The best content is a 5-page letter focusing on legal issues concerning illegal aliens and contagious diseases. The letter concerns a legal appeal in the case of an alien, the ailing immigrant Hagop Cachigian. Solicitor General Hoyt, now Acting U.S. Attorney General, outlines the law on denial of admission to the United States on the ground of mental or physical disability, or, as in the present case, for having a contagious disease:
It is contended that the certificate of the examining surgeon should have stated that the disease could have been detected by competent medical examination at the time of embarkation. Such a proposition is not supported by the statute. It is true that section 9 of the act of March 3, 1903, supra, provides for a penalty by the steamship company for bringing aliens to this country afflicted with a dangerous contagious disease where it appears that such disease might have been discovered by competent medical examination at the time of embarkation, but this has no application to the requirements which must be met by the alien when seeking admission to the country. Ordinarily the only question as to him is, whether at the time of his application for admission he is afflicted with a dangerous contagious disease. ...it must be established by the alien that his disease was contracted on board ship…the right of the alien to land must further depend upon whether the disease is “easily curable,” and also whether the alien can be permitted to land “without danger to other persons.” (February 27, 1907, pp3–4)

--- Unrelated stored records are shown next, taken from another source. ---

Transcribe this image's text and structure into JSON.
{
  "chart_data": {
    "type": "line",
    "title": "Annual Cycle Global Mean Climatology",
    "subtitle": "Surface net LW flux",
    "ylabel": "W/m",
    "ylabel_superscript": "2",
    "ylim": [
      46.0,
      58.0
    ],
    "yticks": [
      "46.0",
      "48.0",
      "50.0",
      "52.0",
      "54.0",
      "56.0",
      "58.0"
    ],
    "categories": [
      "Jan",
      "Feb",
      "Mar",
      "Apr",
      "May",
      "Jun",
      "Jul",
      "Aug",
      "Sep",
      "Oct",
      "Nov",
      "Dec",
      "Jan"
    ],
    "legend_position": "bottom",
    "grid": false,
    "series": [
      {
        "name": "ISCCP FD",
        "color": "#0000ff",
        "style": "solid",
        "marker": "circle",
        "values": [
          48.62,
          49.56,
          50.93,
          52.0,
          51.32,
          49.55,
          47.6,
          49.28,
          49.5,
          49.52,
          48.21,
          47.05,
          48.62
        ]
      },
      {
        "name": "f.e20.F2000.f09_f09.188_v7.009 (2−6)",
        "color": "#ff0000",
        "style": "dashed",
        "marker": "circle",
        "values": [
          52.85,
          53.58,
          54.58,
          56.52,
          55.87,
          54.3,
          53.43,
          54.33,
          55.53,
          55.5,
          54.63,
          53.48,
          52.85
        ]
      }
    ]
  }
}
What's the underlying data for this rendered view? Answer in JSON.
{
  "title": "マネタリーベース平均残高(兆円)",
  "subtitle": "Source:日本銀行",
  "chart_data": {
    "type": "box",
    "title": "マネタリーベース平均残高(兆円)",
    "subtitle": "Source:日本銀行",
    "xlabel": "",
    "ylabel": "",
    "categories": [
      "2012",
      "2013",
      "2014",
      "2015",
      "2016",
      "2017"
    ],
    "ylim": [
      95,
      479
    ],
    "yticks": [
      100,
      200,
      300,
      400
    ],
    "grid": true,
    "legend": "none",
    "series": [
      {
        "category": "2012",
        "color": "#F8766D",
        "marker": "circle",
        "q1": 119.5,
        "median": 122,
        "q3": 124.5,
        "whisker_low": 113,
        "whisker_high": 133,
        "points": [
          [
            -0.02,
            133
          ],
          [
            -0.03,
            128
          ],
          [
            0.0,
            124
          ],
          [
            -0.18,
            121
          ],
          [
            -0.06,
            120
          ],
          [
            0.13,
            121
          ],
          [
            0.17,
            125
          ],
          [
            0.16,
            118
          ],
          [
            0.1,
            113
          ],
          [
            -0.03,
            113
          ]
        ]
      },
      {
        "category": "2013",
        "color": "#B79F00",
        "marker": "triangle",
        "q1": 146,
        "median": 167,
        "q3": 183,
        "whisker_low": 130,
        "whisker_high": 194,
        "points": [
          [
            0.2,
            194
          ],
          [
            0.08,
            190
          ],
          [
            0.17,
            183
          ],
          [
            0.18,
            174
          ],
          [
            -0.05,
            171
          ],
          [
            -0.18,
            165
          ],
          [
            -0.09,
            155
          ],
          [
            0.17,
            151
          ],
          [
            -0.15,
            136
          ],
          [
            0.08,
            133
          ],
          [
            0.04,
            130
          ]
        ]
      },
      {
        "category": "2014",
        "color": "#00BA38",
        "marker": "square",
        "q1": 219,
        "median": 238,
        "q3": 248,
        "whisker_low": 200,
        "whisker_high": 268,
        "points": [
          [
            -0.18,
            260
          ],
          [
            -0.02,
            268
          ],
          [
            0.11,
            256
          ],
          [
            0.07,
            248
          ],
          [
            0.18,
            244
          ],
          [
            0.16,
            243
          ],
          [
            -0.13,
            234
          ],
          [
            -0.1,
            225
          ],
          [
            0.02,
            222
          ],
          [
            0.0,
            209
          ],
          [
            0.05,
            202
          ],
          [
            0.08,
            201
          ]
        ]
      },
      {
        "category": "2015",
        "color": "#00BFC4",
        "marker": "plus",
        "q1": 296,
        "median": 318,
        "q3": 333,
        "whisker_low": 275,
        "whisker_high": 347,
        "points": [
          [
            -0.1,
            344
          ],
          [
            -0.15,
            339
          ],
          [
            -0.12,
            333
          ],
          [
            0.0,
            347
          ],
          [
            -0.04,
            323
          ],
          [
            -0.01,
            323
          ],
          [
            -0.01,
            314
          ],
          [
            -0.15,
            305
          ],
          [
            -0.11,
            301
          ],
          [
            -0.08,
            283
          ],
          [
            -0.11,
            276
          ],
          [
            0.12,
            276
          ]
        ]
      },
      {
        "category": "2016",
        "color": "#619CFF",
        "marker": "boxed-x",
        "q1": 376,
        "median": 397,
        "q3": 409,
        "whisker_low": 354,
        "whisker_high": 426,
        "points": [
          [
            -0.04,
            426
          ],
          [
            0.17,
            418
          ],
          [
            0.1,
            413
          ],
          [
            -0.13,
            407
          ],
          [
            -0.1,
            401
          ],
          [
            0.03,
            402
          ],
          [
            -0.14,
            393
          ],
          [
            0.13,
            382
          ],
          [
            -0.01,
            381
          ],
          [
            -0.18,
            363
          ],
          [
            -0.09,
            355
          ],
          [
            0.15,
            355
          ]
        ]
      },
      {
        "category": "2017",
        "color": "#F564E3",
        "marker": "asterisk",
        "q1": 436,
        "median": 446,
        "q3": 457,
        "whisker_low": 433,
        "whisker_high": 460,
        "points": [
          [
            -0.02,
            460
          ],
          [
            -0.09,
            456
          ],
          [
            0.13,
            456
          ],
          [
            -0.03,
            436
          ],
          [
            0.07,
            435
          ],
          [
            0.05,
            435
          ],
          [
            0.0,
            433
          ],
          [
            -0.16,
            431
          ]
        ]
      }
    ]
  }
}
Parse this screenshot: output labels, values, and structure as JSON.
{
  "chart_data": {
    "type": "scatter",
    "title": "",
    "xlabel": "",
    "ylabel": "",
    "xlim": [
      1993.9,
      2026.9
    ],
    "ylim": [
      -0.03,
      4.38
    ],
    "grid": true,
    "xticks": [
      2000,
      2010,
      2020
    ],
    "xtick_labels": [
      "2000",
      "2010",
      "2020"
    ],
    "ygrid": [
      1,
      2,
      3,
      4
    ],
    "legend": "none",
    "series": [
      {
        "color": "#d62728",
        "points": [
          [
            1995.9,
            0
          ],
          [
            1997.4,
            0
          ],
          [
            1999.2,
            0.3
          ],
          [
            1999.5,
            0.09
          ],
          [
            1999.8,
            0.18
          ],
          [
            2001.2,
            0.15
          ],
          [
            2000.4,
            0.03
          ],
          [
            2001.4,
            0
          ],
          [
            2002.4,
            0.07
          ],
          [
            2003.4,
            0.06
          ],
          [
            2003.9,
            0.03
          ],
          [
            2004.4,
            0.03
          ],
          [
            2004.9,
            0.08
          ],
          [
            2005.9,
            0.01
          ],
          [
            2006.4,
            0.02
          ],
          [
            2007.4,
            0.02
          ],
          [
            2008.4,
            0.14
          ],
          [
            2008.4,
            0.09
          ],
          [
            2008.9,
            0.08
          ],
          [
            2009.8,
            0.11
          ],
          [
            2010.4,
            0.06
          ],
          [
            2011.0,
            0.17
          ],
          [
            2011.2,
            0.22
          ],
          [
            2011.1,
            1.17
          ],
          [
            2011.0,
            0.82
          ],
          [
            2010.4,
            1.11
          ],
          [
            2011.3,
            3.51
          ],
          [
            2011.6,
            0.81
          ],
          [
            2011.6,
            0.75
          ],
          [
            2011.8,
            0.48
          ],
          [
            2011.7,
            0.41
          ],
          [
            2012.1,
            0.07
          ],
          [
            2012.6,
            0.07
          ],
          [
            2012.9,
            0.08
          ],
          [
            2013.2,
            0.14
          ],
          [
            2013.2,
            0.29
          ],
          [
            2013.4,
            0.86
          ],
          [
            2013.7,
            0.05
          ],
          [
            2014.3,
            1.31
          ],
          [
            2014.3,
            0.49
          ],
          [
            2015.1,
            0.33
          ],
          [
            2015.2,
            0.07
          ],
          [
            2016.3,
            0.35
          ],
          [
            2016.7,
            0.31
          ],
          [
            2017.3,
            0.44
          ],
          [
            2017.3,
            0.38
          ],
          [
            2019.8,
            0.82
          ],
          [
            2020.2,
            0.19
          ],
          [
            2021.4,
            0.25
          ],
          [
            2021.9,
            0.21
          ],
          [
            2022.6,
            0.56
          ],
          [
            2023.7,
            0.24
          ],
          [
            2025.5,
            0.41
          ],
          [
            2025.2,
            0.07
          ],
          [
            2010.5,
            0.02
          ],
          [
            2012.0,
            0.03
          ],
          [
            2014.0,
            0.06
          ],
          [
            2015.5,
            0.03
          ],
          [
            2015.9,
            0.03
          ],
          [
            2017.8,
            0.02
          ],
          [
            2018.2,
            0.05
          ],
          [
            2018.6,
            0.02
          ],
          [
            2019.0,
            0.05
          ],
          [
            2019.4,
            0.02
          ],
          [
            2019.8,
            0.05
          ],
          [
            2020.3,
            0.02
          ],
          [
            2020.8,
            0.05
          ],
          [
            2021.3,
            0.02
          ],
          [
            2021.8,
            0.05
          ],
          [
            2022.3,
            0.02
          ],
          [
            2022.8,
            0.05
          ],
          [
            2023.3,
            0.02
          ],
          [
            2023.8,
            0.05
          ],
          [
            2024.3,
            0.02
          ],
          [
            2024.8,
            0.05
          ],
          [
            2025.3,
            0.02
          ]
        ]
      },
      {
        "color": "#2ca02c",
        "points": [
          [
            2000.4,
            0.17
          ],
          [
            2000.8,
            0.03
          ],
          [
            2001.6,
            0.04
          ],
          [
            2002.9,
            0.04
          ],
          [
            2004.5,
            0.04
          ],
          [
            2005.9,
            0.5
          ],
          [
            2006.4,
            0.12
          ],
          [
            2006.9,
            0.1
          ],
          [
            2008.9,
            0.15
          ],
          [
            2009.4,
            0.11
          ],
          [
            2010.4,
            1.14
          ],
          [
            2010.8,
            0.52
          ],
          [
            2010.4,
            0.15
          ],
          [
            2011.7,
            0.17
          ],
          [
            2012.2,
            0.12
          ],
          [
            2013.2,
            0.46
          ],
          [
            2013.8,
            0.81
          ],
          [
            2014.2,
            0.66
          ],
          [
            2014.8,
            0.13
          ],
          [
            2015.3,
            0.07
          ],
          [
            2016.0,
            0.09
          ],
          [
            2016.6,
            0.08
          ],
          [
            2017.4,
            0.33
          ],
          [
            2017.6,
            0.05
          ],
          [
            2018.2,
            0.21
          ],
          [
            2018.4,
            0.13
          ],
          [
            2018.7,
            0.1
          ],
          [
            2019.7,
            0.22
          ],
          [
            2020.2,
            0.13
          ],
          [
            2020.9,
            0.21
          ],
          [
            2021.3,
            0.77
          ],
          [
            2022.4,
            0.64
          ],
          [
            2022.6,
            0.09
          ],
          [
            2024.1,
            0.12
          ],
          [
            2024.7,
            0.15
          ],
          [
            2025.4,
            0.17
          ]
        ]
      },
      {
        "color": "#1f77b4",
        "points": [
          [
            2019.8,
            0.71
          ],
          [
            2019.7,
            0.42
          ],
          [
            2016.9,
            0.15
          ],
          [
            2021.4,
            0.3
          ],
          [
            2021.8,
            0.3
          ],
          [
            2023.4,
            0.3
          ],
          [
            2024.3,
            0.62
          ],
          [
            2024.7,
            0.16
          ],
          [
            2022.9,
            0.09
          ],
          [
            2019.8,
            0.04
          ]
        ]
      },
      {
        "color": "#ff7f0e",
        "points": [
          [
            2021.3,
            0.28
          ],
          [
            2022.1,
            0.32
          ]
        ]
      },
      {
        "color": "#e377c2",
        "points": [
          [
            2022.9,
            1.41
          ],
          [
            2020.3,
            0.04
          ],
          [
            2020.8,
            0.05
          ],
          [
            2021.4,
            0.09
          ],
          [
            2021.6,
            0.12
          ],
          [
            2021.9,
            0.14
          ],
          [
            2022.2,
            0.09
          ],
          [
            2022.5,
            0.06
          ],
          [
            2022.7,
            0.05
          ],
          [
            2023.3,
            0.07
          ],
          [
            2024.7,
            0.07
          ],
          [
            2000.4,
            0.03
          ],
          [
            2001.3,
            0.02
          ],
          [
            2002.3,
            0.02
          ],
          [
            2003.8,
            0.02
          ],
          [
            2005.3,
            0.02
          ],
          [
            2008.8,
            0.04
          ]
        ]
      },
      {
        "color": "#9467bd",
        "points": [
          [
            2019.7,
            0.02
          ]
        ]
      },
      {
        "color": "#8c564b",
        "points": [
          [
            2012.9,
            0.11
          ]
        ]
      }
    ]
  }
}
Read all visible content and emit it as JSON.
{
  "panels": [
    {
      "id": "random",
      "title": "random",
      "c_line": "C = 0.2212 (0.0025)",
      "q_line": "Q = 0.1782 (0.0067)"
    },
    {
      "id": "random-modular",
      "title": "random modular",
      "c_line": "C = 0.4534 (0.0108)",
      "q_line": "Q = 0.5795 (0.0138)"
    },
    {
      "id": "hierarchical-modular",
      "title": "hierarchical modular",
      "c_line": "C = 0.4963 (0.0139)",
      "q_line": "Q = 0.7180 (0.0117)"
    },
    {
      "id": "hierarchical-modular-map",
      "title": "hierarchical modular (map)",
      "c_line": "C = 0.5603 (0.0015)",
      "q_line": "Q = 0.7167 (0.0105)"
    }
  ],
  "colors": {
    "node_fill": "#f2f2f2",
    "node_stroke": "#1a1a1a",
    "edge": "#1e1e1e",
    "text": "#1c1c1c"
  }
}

The conclusion of the letter concerns Cachigian’s children, Hoyt making it clear that that question has already been determind by the U.S. Supreme Court in Charles Zartarian v. United States.
Another letter here, by a different Acting Attorney General, relate to a man, possibly a relative of Hagop Cachigian, who was ordered to be deported for an eye infection. The third letter, by Solicitor General Hoyt refers to “...the case of Taylor v. The United States, which case involves the construction of section 18 of the Immigration Act of 1903 now in the Supreme Court of the United States.”
Description: [Solicitor General and Acting U.S. Attorney General Henry M. Hoyt Officially Opines on Medical Issues of Immigration Law and an Immigration Case before the Supreme Court; with Additional Letter].
Department of Justice. Washington, D.C. 1906 to 1907. Three carbon letters, signed. , , pages, respectively. Foxing; else very good.